If one is going to talk about the Bilateral Deficit, shouldn’t one talk about Bilateral Facilitation? Should we reduce or increase the bilateral deficit? A constant counterpoint of two leg exercises is that we run with one leg at a time, instead of responding with a quip that only creates embarrassment, but body is very dual driven with our nervous system. We breath with both lungs at the same time and our eyes are very symmetrical (bilateral) organ systems. If a shortstop or power forward is going to snag an out or rebound, they are jumping with both legs.
Doesn’t the word deficit conjure up a negative image? Why would someone say out loud they want to increase it without second guessing that argument? A huge influx of functional training advocates have pushed the single leg or asymmetrical loading direction, but we will see a back to center reaction when they have to share data. Remember the interval addictions from a few years ago? Now the same people are suggesting more aerobic work. Isn’t facilitation a good thing?
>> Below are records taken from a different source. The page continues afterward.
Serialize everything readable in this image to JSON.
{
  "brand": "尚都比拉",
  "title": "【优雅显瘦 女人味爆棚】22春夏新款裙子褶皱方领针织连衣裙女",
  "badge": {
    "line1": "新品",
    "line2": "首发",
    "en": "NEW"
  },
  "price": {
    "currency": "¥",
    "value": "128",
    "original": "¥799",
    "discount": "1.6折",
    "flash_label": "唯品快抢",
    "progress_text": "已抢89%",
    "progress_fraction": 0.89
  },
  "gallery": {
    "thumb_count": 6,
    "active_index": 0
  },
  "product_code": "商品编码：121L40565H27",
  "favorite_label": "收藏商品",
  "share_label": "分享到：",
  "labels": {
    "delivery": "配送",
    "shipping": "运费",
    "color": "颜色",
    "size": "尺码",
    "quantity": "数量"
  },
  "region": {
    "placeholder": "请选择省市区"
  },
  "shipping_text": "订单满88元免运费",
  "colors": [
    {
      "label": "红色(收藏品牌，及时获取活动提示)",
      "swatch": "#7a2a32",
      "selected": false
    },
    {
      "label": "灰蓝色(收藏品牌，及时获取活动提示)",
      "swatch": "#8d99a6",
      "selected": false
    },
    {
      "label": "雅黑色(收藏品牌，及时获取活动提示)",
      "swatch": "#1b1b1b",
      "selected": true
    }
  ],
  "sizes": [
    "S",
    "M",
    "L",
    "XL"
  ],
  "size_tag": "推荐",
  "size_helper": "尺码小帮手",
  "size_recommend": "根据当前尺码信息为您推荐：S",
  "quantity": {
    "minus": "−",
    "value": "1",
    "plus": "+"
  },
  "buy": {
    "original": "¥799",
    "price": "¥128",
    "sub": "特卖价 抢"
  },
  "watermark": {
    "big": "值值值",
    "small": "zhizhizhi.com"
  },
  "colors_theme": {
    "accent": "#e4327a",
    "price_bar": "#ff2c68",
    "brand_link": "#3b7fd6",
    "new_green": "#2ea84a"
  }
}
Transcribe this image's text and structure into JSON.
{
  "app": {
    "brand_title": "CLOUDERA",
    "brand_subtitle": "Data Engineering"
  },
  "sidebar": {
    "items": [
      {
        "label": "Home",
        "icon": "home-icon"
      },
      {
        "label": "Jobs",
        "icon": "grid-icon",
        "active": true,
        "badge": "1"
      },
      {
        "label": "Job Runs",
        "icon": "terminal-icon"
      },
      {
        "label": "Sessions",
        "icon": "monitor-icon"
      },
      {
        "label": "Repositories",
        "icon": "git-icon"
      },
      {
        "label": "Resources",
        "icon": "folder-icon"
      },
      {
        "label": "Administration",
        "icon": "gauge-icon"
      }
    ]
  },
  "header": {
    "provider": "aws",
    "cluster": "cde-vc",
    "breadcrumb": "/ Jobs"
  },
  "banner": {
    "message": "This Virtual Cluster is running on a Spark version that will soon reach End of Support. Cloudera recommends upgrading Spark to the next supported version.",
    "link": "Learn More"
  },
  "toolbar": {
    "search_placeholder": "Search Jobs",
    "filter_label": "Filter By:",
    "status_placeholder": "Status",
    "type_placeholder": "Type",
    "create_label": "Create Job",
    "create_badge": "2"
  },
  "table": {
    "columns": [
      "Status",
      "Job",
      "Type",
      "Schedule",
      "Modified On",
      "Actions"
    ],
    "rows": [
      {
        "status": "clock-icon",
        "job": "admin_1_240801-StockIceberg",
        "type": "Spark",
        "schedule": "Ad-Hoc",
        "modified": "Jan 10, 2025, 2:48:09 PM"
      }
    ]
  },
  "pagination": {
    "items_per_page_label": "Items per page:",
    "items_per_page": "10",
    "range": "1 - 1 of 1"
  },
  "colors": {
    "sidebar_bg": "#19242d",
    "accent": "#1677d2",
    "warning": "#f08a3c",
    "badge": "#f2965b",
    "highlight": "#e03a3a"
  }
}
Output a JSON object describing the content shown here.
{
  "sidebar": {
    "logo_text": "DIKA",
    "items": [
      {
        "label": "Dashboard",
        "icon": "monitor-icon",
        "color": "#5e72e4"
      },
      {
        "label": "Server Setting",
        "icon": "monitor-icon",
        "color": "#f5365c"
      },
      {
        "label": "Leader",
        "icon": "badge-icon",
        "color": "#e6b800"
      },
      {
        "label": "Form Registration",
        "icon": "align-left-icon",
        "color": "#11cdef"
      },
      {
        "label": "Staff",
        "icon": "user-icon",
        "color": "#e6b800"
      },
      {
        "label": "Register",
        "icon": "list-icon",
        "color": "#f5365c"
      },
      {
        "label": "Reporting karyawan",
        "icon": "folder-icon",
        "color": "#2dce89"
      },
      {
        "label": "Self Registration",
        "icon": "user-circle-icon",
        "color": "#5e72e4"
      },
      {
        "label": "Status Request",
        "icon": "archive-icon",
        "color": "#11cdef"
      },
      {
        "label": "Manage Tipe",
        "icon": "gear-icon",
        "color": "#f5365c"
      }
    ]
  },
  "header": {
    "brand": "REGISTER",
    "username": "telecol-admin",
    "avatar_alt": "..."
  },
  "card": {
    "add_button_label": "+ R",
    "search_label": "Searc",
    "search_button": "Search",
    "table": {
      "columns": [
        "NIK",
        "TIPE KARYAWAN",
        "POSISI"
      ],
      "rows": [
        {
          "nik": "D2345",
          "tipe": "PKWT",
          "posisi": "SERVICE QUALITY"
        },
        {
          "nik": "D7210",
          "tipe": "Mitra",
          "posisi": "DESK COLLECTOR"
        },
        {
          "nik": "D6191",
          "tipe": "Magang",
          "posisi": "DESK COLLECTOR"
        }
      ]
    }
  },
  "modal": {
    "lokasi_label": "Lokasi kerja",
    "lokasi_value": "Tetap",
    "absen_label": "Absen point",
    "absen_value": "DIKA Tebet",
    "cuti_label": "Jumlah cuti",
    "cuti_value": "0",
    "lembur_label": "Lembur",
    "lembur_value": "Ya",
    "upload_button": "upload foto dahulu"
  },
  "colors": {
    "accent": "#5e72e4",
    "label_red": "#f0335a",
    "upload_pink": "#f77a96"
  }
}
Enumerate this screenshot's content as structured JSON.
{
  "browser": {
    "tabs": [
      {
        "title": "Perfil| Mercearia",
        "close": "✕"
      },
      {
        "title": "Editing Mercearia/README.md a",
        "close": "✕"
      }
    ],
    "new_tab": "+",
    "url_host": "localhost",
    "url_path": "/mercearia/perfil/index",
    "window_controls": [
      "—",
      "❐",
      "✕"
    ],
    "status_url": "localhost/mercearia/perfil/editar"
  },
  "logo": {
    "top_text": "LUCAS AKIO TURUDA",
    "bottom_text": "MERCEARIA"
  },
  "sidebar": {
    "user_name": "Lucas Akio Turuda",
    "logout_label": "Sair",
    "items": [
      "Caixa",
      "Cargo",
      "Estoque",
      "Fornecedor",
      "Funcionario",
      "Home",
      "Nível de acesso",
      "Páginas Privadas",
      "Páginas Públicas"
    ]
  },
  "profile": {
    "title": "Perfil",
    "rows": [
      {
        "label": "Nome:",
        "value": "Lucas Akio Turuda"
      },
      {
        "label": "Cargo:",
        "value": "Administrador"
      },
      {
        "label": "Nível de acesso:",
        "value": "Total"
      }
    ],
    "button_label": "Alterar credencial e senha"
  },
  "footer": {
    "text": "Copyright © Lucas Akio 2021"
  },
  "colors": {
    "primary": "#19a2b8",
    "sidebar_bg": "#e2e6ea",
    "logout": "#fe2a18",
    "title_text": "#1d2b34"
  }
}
Why is double leg strength bad? Where are the single arm pull-up people? We alternate legs and arms while we run, why not train our upper bodies like our lower bodies? Nobody addresses those questions as it exposes the truth of the matter of sensationalism sells.
I don’t want to rehash the old arguments we have been exposed to, but let’s start asking questions about the results of this innovation. Where are the 25-30 inch vertical jumps with one leg? Clearly 40 inches being the norm for youtube, shouldn’t we see 26 inch single leg verticals with all of the invented exercises? Where are the 5 step 10 yard dashes from each leg being freaky strong? The elite sprinter tends to be close to 7 steps on average for 10 meters. Will see see 6 steps in London and Rio? Why doesn’t anyone ask those questions? Oh I remember, you will not get your affiliate link love down the road or be able to speak at the conference of choice if you disagree. Many coaches are simply afraid to speak out, knowing the money tree will not grow in sport science soil. That’s fine, but when results based situations like pro sports hits, we tend to see a flight back to reality.